Podemos rastrear una continuidad de este planteo freudiano, en su trabajo “El yo y el ello” de 1923; donde enuncia que “Los sentimientos sociales nacen todavía hoy en el individuo como una superestructura que se eleva sobre las mociones de rivalidad y celos hacia los hermanos y hermanas.” (p. 39), si bien extiende su texto a la homosexualidad y referencia a la identificación y elección de objeto que se juega en esta orientación sexual, no me detendré hoy en este punto; sino en el énfasis puesto en la relación de los sentimientos sociales del sujeto en correspondencia directa a la rivalidad y los celos respecto a su fratria.

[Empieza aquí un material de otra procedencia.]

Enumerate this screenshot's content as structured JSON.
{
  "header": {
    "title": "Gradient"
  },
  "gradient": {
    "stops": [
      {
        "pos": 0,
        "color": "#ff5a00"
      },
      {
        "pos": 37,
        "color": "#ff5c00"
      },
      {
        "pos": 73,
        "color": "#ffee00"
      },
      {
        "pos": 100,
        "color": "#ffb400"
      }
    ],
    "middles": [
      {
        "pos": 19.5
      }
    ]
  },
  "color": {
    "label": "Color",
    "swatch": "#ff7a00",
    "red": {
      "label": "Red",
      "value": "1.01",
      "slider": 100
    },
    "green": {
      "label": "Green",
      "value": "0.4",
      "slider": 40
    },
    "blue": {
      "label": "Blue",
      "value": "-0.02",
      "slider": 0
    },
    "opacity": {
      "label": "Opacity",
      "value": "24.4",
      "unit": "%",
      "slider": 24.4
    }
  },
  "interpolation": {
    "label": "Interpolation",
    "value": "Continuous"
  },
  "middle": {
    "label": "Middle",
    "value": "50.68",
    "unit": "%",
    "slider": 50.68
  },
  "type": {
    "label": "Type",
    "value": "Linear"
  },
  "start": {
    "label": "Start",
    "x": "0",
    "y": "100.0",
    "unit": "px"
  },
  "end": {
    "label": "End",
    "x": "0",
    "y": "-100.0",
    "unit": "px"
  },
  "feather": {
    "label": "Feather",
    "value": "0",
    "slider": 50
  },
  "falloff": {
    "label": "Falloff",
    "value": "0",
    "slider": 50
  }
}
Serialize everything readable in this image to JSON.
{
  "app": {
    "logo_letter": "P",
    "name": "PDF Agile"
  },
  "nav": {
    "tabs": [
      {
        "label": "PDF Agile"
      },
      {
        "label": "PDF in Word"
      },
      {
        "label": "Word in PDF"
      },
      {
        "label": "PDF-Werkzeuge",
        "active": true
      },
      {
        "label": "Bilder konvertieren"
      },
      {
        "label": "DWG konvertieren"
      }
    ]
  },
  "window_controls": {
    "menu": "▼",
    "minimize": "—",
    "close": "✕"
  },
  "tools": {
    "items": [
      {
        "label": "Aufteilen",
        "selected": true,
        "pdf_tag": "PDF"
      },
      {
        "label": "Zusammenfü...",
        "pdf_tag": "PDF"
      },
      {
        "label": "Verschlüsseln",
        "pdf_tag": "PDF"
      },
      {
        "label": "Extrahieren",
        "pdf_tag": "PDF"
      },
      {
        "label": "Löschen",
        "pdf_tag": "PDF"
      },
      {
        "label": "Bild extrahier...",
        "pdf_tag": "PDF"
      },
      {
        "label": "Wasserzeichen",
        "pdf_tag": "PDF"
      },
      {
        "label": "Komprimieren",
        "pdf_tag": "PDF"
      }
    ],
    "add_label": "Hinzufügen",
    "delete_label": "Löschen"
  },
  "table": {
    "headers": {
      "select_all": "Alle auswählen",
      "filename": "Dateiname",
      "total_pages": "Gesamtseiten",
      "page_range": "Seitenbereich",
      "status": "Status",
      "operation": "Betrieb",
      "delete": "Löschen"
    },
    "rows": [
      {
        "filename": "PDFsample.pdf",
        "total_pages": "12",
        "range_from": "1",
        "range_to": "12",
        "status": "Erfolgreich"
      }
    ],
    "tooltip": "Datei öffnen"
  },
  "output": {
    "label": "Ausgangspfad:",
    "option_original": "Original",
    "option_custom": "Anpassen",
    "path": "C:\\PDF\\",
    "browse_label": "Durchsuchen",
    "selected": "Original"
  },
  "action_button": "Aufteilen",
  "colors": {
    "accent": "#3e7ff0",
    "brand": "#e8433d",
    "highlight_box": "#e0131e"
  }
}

Volviendo al texto de Lacan, “La familia”, nos dice que: “cada partenaire confunde la parte del otro con la suya propia y se identifica con él; pero también la de que puede mantener esa relación con una participación realmente insignificante de ese otro y vivir toda la situación por sí solo (pp. 35-36), retomando los planteos expuestos al comienzo de este trabajo es que, podría decir que esta identificación mencionada por Lacan, tendrá consecuencias en las conductas sociales del sujeto – así como los demás elementos: lugar en la fratria, deseo, demandas, goce, celos, etc.- en tanto que la constitución de determinada posición subjetiva se pondrá en juego en el encuentro con otros, en la búsqueda de pareja, en su participación en grupos, instituciones, en otras palabras, en el lazo social.


[1] que ubica al objeto de la pulsión como otro sujeto, es la introducción de la presencia del Otro en el registro de transferencia.